Veracruz no ha logrado recuperarse del todo. El deterioro institucional que dejó Duarte se refleja aún en la precariedad de sus servicios públicos, en la desconfianza ciudadana y en la falta de inversión. Las heridas sociales son visibles: comunidades que siguen sin agua ni electricidad, hospitales que funcionan a medias, escuelas improvisadas y un clima de inseguridad persistente. El costo de la corrupción no se mide en números, sino en vidas truncadas y en la desesperanza de una población que fue víctima de sus propios gobernantes.
La corrupción, decía Octavio Paz, es “una forma de modernidad invertida”: destruye lo que toca, pervierte las instituciones y convierte al Estado en botín. Lo de Veracruz fue exactamente eso: la modernidad invertida de un sistema político que aún hoy se resiste a la transparencia y al escrutinio.
Y es que mientras no haya consecuencias proporcionales, el mensaje seguirá siendo devastador: robar del erario es rentable. Duarte, preso pero privilegiado, se ha convertido en símbolo de esa impunidad que tanto daño ha hecho a la democracia mexicana. Su caso no es una excepción, sino un espejo en el que se reflejan muchas otras historias de corrupción aún impunes.

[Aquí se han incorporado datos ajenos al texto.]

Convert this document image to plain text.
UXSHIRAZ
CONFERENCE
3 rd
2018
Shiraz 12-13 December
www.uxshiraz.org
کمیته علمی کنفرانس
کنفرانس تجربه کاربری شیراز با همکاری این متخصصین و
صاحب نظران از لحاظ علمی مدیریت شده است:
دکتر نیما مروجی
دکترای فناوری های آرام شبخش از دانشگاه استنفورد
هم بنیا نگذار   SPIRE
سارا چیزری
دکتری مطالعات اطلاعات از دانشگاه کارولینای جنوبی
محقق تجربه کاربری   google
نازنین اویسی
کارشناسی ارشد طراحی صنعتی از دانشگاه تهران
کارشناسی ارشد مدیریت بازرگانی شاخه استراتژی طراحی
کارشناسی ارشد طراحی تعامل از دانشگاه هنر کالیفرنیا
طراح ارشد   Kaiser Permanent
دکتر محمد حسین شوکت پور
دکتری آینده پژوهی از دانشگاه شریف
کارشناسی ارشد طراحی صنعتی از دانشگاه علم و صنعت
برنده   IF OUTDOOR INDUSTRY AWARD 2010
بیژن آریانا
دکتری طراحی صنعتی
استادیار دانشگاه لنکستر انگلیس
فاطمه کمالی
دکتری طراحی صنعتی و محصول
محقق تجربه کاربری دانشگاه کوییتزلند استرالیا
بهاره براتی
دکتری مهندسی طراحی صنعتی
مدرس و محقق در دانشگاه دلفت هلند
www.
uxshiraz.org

Frente a ello, urge repensar el federalismo fiscal mexicano. No basta con transferir recursos; se necesita un modelo de supervisión conjunta que involucre a la ciudadanía, a los congresos locales, a los órganos de fiscalización y a la sociedad civil. La transparencia no puede ser un ejercicio voluntario, sino una obligación con consecuencias. De lo contrario, los Duarte seguirán multiplicándose.
También es momento de revisar la función de la ASF y dotarla de mayores atribuciones sancionadoras. No puede ser que la instancia encargada de auditar los recursos públicos sea solo un testigo impotente. La rendición de cuentas no debe quedarse en la denuncia, sino traducirse en justicia efectiva y en recuperación del dinero robado.
Lo de Veracruz debe servir como lección y advertencia. Los fondos federales no son propiedad de los gobernantes, sino de la nación. Administrarlos con honradez no es una virtud, es un deber constitucional. Y desviarlos, como lo hizo Duarte y su camarilla, no es un acto político: es un crimen de lesa patria.
En un regímen democrático y donde prevalece el Estado de derecho, resulta intolerable que casos de tal magnitud queden sin reparación. El daño no se borra con un proceso judicial mediático ni con declaraciones rimbombantes sobre combate a la corrupción.
México no puede seguir normalizando el saqueo. Cada peso robado al pueblo es un golpe a su dignidad, una afrenta a su confianza y un retroceso en su desarrollo. Duarte simboliza la podredumbre del viejo sistema, pero también el reto pendiente del nuevo: construir una república donde la honestidad no sea excepción, sino norma.
La historia de Veracruz nos recuerda que la corrupción no es una fatalidad, sino una elección. Y que mientras la sociedad no exija con fuerza y constancia cuentas claras y justicia verdadera, los saqueadores seguirán encontrando refugio tras los muros del poder. Porque lo que está en juego no es solo el dinero perdido, sino la fe en que este país puede, algún día, gobernarse con decencia.